Secretary of State Michael Pompeo and Treasury Secretary Steve Mnuchin have been informed through a letter that Pakistan, Sri Lanka and Djibouti among the countries that have accepted billions of dollars in loans from China but are unable to repay.
“We write to express our concern over bailout requests to the IMF by countries who have accepted predatory Chinese infrastructure financing,” wrote a group of Senators from both side if the Political divide. A cross-party group of 16 US senators have urged the Trump administration to block the International Monetary Fund (IMF) from bailing out the countries that have obtained loans from China under its infrastructure development plan.
The letter mentioned that in 2016, the IMF agreed to a $1.5 billion bailout loan with Sri Lanka due to unsustainable debts to China. “Recently, it has been reported that the incoming government of Pakistan will pursue an IMF bailout in part due to rising current-account deficit and external debt obligations caused by the China-Pakistan Economic Corridor (CPEC). These financial crises illustrate the dangers of China’s debt-trap diplomacy and its Belt and Road Initiative (BRI) to developing countries, as well as the national security threat they pose to the United States,” the letter reads.

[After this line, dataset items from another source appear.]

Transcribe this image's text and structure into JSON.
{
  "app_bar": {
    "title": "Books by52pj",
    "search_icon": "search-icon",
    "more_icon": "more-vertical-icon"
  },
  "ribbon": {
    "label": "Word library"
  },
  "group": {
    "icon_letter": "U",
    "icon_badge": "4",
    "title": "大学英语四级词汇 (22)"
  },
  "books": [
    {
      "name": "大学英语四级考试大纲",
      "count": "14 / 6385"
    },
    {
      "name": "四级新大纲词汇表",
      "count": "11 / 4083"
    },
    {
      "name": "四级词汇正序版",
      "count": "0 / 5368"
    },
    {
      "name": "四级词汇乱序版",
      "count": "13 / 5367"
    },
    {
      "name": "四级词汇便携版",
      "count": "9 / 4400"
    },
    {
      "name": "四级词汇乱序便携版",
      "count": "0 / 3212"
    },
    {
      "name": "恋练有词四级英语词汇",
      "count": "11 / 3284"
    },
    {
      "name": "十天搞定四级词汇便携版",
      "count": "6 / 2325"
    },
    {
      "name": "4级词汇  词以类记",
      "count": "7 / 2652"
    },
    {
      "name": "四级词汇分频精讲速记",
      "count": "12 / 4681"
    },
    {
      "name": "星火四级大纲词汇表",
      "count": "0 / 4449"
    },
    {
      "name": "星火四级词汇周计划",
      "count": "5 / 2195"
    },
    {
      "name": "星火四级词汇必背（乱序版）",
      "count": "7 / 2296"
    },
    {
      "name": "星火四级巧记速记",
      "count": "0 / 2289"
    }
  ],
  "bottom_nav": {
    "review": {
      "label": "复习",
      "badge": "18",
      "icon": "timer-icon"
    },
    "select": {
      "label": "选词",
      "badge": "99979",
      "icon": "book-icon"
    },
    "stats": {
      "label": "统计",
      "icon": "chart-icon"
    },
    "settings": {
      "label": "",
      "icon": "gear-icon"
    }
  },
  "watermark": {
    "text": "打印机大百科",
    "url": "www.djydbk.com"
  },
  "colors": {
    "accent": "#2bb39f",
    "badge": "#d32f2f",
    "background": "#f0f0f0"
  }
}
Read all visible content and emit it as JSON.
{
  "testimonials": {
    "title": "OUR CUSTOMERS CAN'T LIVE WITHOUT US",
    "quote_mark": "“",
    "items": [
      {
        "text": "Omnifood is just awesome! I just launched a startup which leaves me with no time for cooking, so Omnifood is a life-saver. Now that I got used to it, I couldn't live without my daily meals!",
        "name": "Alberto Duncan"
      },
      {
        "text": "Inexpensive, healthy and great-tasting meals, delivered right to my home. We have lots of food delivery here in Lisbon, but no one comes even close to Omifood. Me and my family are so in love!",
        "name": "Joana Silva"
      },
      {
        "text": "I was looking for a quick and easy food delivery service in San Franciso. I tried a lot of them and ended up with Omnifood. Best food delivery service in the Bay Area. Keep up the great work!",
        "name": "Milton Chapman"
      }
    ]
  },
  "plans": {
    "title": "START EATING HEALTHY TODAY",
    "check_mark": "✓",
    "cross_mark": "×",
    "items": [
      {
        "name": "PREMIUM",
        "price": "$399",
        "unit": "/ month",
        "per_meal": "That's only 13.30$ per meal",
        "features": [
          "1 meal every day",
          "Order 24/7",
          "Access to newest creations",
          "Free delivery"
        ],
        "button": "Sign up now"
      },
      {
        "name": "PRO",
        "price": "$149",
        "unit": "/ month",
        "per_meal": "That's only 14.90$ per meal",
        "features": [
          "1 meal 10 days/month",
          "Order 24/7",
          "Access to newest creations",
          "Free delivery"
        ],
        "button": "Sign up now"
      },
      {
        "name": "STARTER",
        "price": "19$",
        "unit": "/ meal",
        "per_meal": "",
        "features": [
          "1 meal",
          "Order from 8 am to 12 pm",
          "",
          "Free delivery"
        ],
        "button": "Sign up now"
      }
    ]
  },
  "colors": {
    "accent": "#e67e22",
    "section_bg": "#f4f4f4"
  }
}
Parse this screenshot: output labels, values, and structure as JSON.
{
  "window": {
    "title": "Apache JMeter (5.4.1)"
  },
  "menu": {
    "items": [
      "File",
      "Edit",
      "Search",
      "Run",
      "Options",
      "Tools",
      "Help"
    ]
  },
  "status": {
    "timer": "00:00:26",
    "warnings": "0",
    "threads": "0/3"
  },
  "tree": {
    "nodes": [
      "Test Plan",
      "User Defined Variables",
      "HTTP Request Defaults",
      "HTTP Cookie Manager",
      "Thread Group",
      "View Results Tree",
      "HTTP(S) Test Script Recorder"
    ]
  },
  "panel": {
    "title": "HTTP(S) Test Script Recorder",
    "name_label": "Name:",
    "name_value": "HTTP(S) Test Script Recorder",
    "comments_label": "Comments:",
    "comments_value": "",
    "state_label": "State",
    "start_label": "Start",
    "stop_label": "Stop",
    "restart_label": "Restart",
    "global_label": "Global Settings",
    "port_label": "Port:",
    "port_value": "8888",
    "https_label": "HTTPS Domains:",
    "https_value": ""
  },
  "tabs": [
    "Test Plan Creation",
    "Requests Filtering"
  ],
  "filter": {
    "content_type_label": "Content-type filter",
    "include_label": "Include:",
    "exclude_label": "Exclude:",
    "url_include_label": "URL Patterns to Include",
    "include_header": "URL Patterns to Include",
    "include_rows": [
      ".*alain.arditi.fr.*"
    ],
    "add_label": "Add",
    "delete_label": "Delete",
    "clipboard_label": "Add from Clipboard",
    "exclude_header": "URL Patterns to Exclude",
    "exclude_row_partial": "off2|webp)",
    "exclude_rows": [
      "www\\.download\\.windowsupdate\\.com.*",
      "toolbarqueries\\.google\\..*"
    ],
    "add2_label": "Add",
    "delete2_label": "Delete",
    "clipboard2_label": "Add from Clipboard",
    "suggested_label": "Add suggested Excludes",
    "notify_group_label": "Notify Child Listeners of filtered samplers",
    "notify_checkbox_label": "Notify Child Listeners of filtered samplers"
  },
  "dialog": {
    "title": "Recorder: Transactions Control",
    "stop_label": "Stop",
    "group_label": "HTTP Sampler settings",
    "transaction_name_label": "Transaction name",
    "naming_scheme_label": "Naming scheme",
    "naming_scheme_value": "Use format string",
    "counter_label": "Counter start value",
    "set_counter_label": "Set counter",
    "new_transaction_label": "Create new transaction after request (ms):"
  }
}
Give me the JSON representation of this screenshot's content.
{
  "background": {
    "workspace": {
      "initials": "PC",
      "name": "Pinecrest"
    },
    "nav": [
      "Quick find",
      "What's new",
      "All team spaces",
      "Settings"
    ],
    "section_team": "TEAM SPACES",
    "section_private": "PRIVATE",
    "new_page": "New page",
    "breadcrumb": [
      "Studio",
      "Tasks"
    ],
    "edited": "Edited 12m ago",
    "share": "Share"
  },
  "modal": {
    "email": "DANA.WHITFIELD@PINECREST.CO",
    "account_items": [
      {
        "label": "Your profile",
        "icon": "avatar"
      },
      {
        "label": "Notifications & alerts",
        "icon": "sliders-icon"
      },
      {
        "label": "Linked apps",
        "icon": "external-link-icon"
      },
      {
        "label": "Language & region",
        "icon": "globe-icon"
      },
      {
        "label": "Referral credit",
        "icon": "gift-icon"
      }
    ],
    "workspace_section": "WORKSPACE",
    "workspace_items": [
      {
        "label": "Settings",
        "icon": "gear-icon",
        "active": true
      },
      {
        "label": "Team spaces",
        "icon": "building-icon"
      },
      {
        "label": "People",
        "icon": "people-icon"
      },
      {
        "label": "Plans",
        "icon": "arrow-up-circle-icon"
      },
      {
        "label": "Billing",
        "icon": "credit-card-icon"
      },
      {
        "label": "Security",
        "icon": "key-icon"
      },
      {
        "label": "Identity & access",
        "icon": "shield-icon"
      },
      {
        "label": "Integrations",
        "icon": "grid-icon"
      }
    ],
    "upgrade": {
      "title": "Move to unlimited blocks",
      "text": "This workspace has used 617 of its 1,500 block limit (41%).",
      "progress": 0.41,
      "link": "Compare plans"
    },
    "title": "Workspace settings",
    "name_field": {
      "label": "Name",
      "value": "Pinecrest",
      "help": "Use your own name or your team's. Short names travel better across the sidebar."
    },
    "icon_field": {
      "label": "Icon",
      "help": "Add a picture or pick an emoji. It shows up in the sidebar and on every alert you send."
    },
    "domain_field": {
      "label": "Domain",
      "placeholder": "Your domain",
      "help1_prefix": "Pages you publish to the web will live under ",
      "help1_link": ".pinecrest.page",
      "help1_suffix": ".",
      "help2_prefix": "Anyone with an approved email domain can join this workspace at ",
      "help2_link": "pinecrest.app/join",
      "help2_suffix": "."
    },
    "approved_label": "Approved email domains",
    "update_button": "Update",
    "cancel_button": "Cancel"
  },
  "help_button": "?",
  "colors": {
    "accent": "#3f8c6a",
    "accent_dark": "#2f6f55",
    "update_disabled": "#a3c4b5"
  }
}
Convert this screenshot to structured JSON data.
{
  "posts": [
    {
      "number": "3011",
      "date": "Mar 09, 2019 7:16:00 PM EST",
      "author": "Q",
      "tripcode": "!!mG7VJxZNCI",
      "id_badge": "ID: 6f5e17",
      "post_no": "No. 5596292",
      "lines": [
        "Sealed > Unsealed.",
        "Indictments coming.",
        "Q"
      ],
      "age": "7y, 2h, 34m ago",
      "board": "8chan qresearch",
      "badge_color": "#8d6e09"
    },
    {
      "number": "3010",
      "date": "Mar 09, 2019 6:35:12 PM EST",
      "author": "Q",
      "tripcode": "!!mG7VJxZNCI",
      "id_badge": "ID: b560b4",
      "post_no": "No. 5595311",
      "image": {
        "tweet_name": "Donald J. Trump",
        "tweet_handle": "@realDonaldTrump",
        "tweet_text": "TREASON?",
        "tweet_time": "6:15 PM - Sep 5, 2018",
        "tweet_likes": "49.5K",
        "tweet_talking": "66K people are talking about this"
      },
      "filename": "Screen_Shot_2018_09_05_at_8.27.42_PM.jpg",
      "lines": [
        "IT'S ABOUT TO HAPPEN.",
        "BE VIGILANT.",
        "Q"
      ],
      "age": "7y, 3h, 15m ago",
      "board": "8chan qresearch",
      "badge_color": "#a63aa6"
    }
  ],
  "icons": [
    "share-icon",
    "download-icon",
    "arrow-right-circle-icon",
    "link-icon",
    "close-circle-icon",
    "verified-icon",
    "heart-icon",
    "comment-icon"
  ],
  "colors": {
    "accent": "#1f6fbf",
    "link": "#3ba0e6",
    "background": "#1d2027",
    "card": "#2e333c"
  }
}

It said the Centre for Global Development has estimated that of the 68 countries currently hosting BRI funding protects, 23 are at risk of debt distress, and in eight of those countries, future BRI-related financing raises serious concerns about sovereign debt sustainability. “It also found that Chinese behaviour as a creditor has not been subject to the disciplines and standards that other major sovereign and multilateral creditors have adopted collectively, and in the process, debt levels and dependence on China are rising. As financially strapped countries negotiate with China to free themselves of mounting debt, Beijing has extracted onerous concessions, including equity in strategically important assets,” the senators said. Further, they said, Beijing has repeatedly used economic pressure to affect foreign policy decisions.
The letter mentioned that in Djibouti, China has provided more than $1.4 billion in infrastructure funding, equivalent to 75 percent of Djibouti’s GDP. “Most of that capital comes in the form of loans from the Export-Import Bank of China. The most recent IMF assessment stresses the extremely risky nature of Djibouti’s borrowing programme, noting that in just two years, public external debt has increased from 50 to 85 percent of GDP, the highest of any low-income country. As Djibouti increases its dependence on China, there are fears that China will gain control of the Doraleh Container Terminal, further consolidating China’s influence in the critically strategic region,” it said.
Similarly, it said, last year, the Sri Lankan government, unable to repay over $1 billion of Chinese debt for construction of the Hambantota Port, granted a Chinese state company a 99-year lease on the facility. “There are concerns that given Pakistan’s growing Chinese debt, the same could happen at Gwadar Port in Pakistan. In China’s ‘String of Pearls’ strategy for the Indo-Pacific, Gwadar and Hambantota are important footholds that if converted into naval bases will enable the PLA Navy to maintain a permanent presence in the Indian Ocean.”
The letter said Beijing’s attempt to weaponise capital is not just limited to Asia and Africa but also extends to Europe. In 2014, it said, Montenegro and China came to an agreement on the construction of a highway that links the Port of Bar and Montenegro’s transport network with Serbia and other Balkan countries. The Chinese Export-Import Bank agreed to finance 85 percent of an estimated $1 billion cost for the first phase of the project, with the second and third phases likely to lead to default if financing is not provided on highly concessional terms.
“In light of the IMF’s potential bailout of Pakistan in the coming months, we respectfully request a response to the following questions:
How do you plan to raise the dangers of Chinese infrastructure financing through BRI with the IMF?
Do you believe that additional countries will ask for a bailout from the IMF due to BRI? Which countries?
As the largest contributor to the IMF, how can the United States use its influence to ensure that bailout terms prevent the continuation of ongoing BRI project, or the start of new BRI project?
How can the United States work with allies and partners to educate countries about the risks of Chinese infrastructure loans?
How can the United States work with allies and partners to assist countries struggling to repay duets due to BRI?
How can the United States work with allies and partners to present an alternative to developing nations regarding investment and infrastructure funding?”